A popular method by which proselytism is disguised is humanitarian activity. Disaster evangelism, as it has come to be called, describes the involvement of religious organisations in relief efforts after a calamity or the activity of religious organisations in providing basic infrastructural needs the state has failed in (such as water, education, basic health, and employment). In theory, this is prohibited and deeply frowned upon, for it creates obstacles in reconstruction and rehabilitation efforts. It is vitally important that beneficiaries do not feel there are strings attached to the aid they receive. Furthermore, offering (or being seen to offer) aid conditionally contravenes the International Federation of Red Cross and Red Crescent Societies (IFRC) Code of Conduct, which stipulates (Article 3) that “aid will not be used to further a particular political or religious standpoint, “and that the humanitarian imperative comes first. Proselytising by faith-based organisations creates barriers between the humanitarian actors and the people they seek to help, causing resentment and sometimes violence as it is often viewed as a threat to local customs.

The IFRC Code is a voluntary one that is only self-policed but has been widely accepted as a standard in humanitarian work, especially by NGOs working in concert with projects by international bodies such as the United Nations and Medecins Sans Frontieres. This means that many organisations not so pure in their motives honour the code, as Hamlet says, more “in the breach than the observance.” Nonetheless, there is a strong precedent of social opprobrium in combining missionary work with development or disaster relief.
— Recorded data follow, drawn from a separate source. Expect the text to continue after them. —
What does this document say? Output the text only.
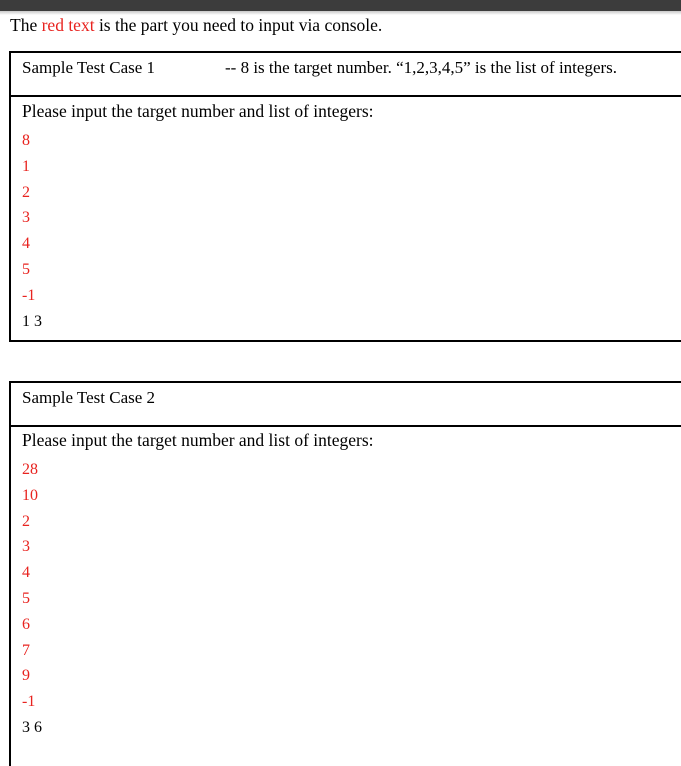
The red text is the part you need to input via console.
Sample Test Case 1	-- 8 is the target number. “1,2,3,4,5” is the list of integers.
Please input the target number and list of integers:
8
1
2
3
4
5
-1
1 3
Sample Test Case 2
Please input the target number and list of integers:
28
10
2
3
4
5
6
7
9
-1
3 6
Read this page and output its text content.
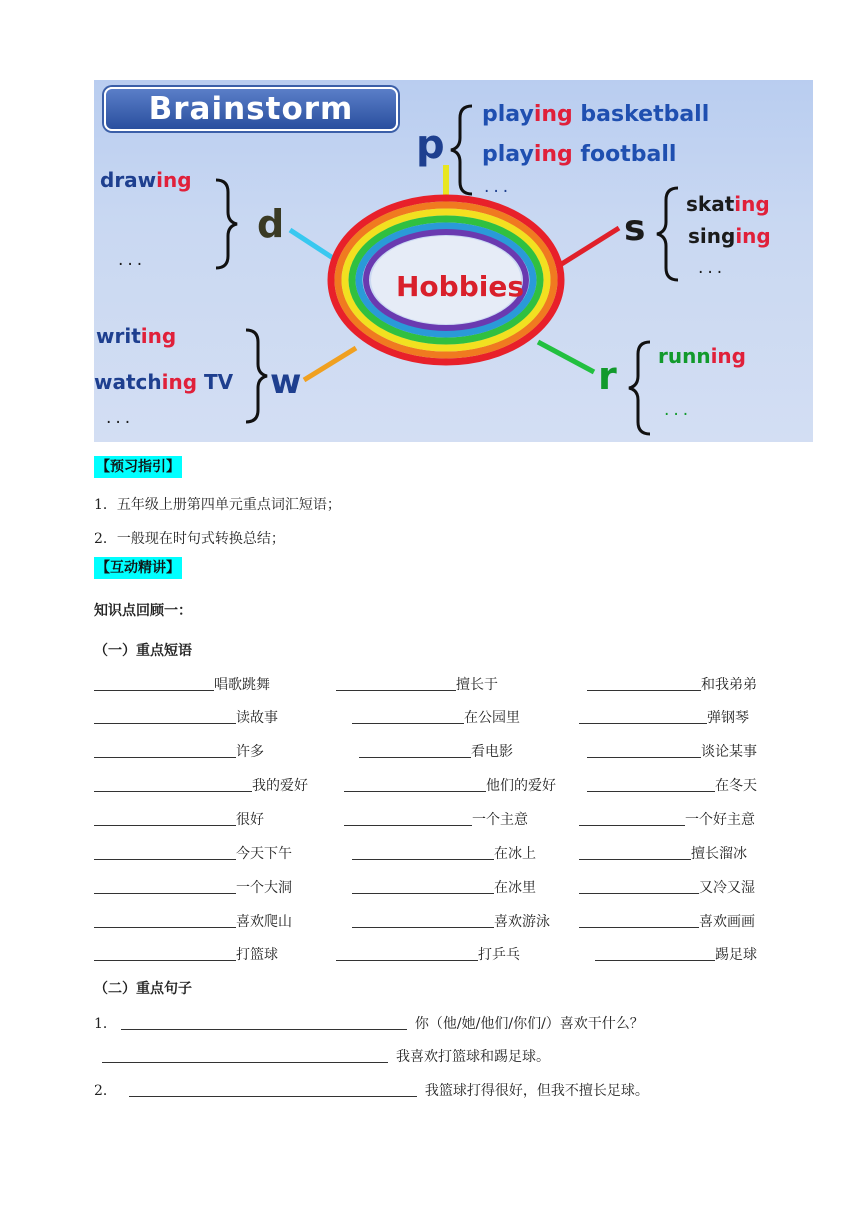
Brainstorm
Hobbies
p
playing basketball
playing football
...
drawing
...
d	s
skating
singing
...
writing
watching TV
...
w	r running
...
【预习指引】
1．五年级上册第四单元重点词汇短语；
2．一般现在时句式转换总结；
【互动精讲】
知识点回顾一：
（一）重点短语
唱歌跳舞	擅长于	和我弟弟
读故事	在公园里	弹钢琴
许多	看电影	谈论某事
我的爱好	他们的爱好	在冬天
很好	一个主意	一个好主意
今天下午	在冰上	擅长溜冰
一个大洞	在冰里	又冷又湿
喜欢爬山	喜欢游泳	喜欢画画
打篮球	打乒乓	踢足球
（二）重点句子
1．	你（他/她/他们/你们/）喜欢干什么？
我喜欢打篮球和踢足球。
2．	我篮球打得很好，但我不擅长足球。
Finally, there is the international context – many countries have placed an outright ban on proselytism, mainly Islamic countries. Even societies that exhibit far greater social tolerance and pluralism, such as Greece, have banned proselytism. Reasons range from disrupting local communities to recognising that the freedom of speech should also entail the freedom not to be harassed by views not to one’s liking at least in one’s own home or government institution. Israel is perhaps the best example for India, in that the majority religion in Israel is also non-proselytising and there is a fair amount of missionary activity in the country. Israeli lawmakers have also considered an outright ban on proselytism in the past but have settled for a more moderate position in accordance with the ICCPR – missionary activity is legal, it is illegal to offer money or other material inducements. The law some Indian states have passed is certainly more lenient than an outright ban, and should not cause comment.

While the right to preach and convert others must be staunchly defended, it must be accompanied by responsibility. Religious organisations must be made to adhere to the law of the land (which includes ratified international treaties). Bribery and fraud are separate crimes of their own in addition to the violation of the regulations of proselytism. Religious organisations must not be allowed to preach hatred of other faiths or exhibit irreverence towards them in the interests of public safety and social harmony (which is mandated by the Indian constitution). One option to reduce state interference in what is essentially a personal matter is co-regulation – religious groups could agree to a code of conduct which the state can legally enforce on their behalf, the agreement not being a religious but contractual matter.

Not surprisingly, in India, the problem is not the lack of legislation but in the implementation of existing laws that define the scope of religious freedom. Then there is, of course, the point of amending the constitution to reflect a truer meaning of secularism (rather than sarva dharma sambhava), but that is another matter.